Но рухнуть он не успел — его подхватил под руку тапер. Под неистовые рукоплескания Кугельман раскланялся, даром что не имел к их успеху никакого отношения, и кнопкой выключил освещение. Механик закрутил аппарат, в пыльном луче заклубились объемные тени, затрещала кинодрама — пока без музыки. «Я сейчас!» — крикнул тапер, подталкивая Льговского и Борисоглебского к выходу.

На улице морозный ветер ударил Льговского в разгоряченное лицо, голова сразу закружилась.
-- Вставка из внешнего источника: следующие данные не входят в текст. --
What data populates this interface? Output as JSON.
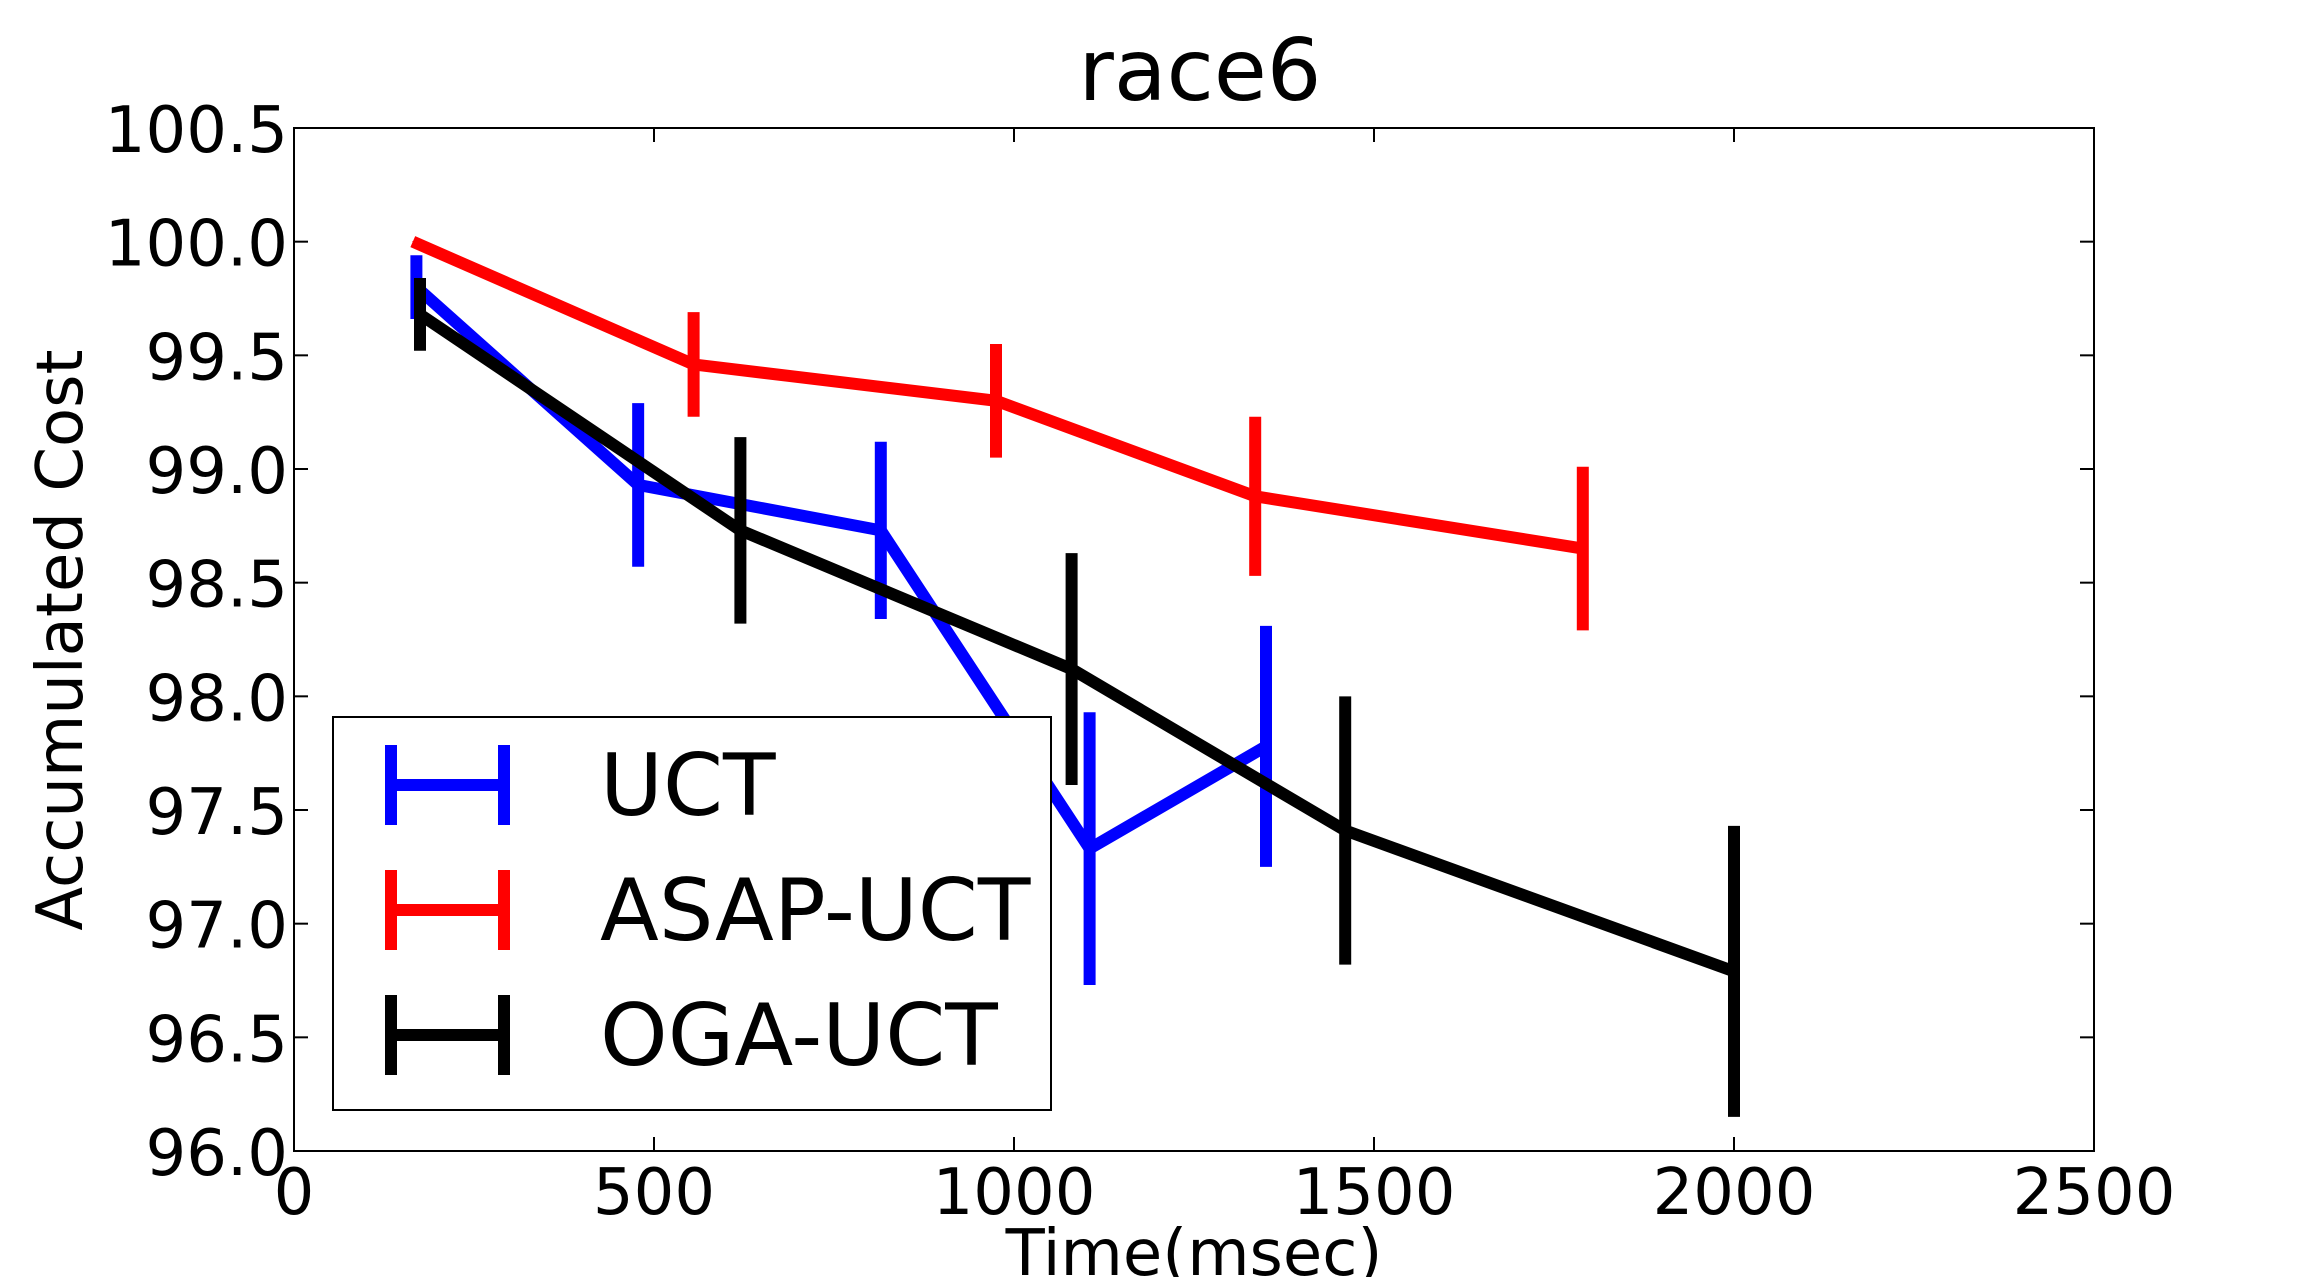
{
  "chart_data": {
    "type": "line",
    "title": "race6",
    "xlabel": "Time(msec)",
    "ylabel": "Accumulated Cost",
    "xlim": [
      0,
      2500
    ],
    "ylim": [
      96.0,
      100.5
    ],
    "xticks": [
      0,
      500,
      1000,
      1500,
      2000,
      2500
    ],
    "yticks": [
      96.0,
      96.5,
      97.0,
      97.5,
      98.0,
      98.5,
      99.0,
      99.5,
      100.0,
      100.5
    ],
    "xtick_labels": [
      "0",
      "500",
      "1000",
      "1500",
      "2000",
      "2500"
    ],
    "ytick_labels": [
      "96.0",
      "96.5",
      "97.0",
      "97.5",
      "98.0",
      "98.5",
      "99.0",
      "99.5",
      "100.0",
      "100.5"
    ],
    "grid": false,
    "legend_position": "lower-left",
    "series": [
      {
        "name": "UCT",
        "color": "#0000ff",
        "points": [
          {
            "x": 170,
            "y": 99.8,
            "yerr": 0.14
          },
          {
            "x": 478,
            "y": 98.93,
            "yerr": 0.36
          },
          {
            "x": 815,
            "y": 98.73,
            "yerr": 0.39
          },
          {
            "x": 1105,
            "y": 97.33,
            "yerr": 0.6
          },
          {
            "x": 1350,
            "y": 97.78,
            "yerr": 0.53
          }
        ]
      },
      {
        "name": "ASAP-UCT",
        "color": "#ff0000",
        "points": [
          {
            "x": 165,
            "y": 100.0,
            "yerr": 0.0
          },
          {
            "x": 555,
            "y": 99.46,
            "yerr": 0.23
          },
          {
            "x": 975,
            "y": 99.3,
            "yerr": 0.25
          },
          {
            "x": 1335,
            "y": 98.88,
            "yerr": 0.35
          },
          {
            "x": 1790,
            "y": 98.65,
            "yerr": 0.36
          }
        ]
      },
      {
        "name": "OGA-UCT",
        "color": "#000000",
        "points": [
          {
            "x": 175,
            "y": 99.68,
            "yerr": 0.16
          },
          {
            "x": 620,
            "y": 98.73,
            "yerr": 0.41
          },
          {
            "x": 1080,
            "y": 98.12,
            "yerr": 0.51
          },
          {
            "x": 1460,
            "y": 97.41,
            "yerr": 0.59
          },
          {
            "x": 2000,
            "y": 96.79,
            "yerr": 0.64
          }
        ]
      }
    ]
  }
}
— Я вас узнал,— восторженно, подростковым дискантом повторял тапер,— вы Льговский, я был на вашей лекции год назад… Это правильно, что вы ушли в эксцентрику. За эксцентрикой будущее. За словами — первичные формы, синкретическое искусство, мистерия, танец… удивительно! Я и сам над этим давно думаю, позвольте мне к вам зайти. У вас есть инструмент? Я покажу вам свой балет для голоса с хором…

— Непременно, непременно,— задыхаясь, кивал Льговский.— Спасибо, очень славно играли, и на сеансе тоже…

— Я живу на Прядильной, восемнадцать, зайдите,— быстро прощался тапер.— Простите, мне играть… Вас я найду, я знаю про Крестовский. Превосходный номер, благодарю!

— Да, да,— невпопад кивал футурист.— Спасибо и вам…

Тапер скрылся за дверью, и почти сразу из-за нее донеслись звуки романса «Дай мне руку». Лекторы в оцепенении стояли на Пятой линии.

— Простите меня, Григорий Константинович,— после долгого молчания произнес Льговский.— Я не рассчитал… но со временем, конечно, они начнут понимать. Не нужно их сразу, насильно накачивать высшими достижениями культуры, они только начинают путь… и вообще революция для художника, а не художник для революции…

— Да, да,— тускло ответил Борисоглебский.— Ничего, я сказал, что хотел.

 

 

— Ты сдался,— рычал Корабельников на Льговского.— Ты пошел на поводу. Тебе бы еще спеть им солдатские частушки.

— Я не знаю солдатских частушек, Саша.

— Надо было начать читать им стихи.

— Твои, что ли?

— Хотя бы и мои! Я читал перед матросами, они всё понимают…

— У меня нет такого голоса, Саша.

— Не в голосе дело! Есть энергия слова, есть звук, ты сам писал!

— Они не слышат звука.

— Звук все слышат! Мельникова можно корове читать, и она поймет.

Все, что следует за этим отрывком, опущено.